Stromatolite prevalence and ultimate decline over geologic time

Recent research supports the hypothesis that stromatolite form diversity increased through the Paleoproterozoic, reached a maximum in the Mesaproterozoic at about 1.5 Ba that persisted to about 700 Ma, and steadily declined to several taxa by the Precambrian-Cambrian boundary (Olcott, et. al., and Wray, 1996). This is in contrast to previous data indicating a steep decline at 2 Ba that now appears from the data to be an artifact of 50% of all stromatolite coming from a single basin and author; thus, this decline was in volume. When this regional anomaly is removed, the steepest decline in forms appears to have occurred in the Cambrian. By normalizing stromatolite forms with volume of preserved carbonate rock, the authors posit that the steepest decline in stromatolite form diversity occured in the late Neoproterozoic, and culminated in the Lower Cambrian, coincident with the widespread appearance of macroscopic metazoa and significant bioturbation (i.e., activity of bottom-living animals that keeps sediments oxygenated and homogenous). Conversely, fossil stromatolite indirectly supports the hypothesis that the diversification of major animal phyla occurred between 1 and 1.2 Ba (Wray, 1996). Since laminated sediments are a sign of oxygen depletion in the bottom zone of the sea, bioturbation would inhibit the building of stromatolitic structures. This research seems consistent with evolutionary theory that would anticipate diversification of stromatolite forming taxa due to selective pressure from other organisms that were emerging and themselves diversifying.

Modern stromatolites exist in but a few places generally hostile to other life

We will likely have no more than a sketchy understanding of the paleoenvironments in which stromatolite was formed in the deep time Precambrian, and only an incomplete understanding of the environments in the Paleozoic.
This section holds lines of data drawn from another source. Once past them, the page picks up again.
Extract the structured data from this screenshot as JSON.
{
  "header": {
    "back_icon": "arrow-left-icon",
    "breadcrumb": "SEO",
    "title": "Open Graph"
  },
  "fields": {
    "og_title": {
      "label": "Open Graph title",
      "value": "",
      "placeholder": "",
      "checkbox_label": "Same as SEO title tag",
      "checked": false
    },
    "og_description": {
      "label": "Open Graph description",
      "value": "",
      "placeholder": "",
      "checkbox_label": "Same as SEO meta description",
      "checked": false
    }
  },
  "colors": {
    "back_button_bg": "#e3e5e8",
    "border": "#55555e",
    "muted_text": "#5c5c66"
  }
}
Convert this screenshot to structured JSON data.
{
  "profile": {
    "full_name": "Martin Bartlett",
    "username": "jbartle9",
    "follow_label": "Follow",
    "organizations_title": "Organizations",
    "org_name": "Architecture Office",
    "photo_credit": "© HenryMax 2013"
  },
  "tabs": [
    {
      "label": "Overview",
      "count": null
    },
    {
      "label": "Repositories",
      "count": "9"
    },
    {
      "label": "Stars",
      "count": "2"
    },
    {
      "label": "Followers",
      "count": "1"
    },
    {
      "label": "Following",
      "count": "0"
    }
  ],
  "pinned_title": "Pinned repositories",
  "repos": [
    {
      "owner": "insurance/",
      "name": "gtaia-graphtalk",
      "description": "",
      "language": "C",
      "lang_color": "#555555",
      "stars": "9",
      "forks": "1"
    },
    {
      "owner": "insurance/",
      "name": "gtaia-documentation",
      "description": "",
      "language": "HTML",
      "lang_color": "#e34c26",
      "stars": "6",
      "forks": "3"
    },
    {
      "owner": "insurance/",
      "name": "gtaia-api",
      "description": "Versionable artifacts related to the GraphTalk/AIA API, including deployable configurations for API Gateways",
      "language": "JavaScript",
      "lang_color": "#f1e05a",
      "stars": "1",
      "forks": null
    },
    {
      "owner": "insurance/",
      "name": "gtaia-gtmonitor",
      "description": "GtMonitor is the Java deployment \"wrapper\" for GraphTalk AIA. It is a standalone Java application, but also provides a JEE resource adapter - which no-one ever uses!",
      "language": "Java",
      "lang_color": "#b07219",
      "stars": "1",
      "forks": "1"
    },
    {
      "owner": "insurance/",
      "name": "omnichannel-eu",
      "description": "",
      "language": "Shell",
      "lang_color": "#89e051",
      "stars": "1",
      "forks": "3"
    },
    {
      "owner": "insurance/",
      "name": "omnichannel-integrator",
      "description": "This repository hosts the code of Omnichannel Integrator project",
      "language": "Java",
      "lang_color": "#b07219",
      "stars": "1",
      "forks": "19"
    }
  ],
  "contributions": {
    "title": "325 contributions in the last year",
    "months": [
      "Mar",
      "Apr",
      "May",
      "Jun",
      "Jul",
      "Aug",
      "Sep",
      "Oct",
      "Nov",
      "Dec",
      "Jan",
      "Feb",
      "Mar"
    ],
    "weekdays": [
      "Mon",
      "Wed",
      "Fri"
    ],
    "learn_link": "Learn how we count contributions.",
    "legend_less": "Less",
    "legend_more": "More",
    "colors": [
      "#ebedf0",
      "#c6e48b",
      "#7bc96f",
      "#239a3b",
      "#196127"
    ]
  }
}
Sound conjecture is possible if we examine the now rare environments that support stromatolitic growth during modern times. Cyanobacteria are found to be a primary organism in the formation of microbial carbonates. These prokaryotic bacteria (slang name is blue-green algae owning to pigmentation involved in photosynthesis) are now only found in areas where there is reduced grazing and burrowing by other organisms, and a low occurrence of macro-algae and plants. Environments where modern stromatolites are found typically are hypersaline, but also include areas of high alkalinity, low nutrients, high or low temperatures, and strong wave or current actions. The obvious pattern emerges that modern stromatolites tend to exist in areas that most other life forms consider less desirable or possibly intolerable. Thus, organisms producing modern stromatolite are generally limited to areas where organisms with which they have to compete and/or organisms that might use them for nutrients are not prevalent.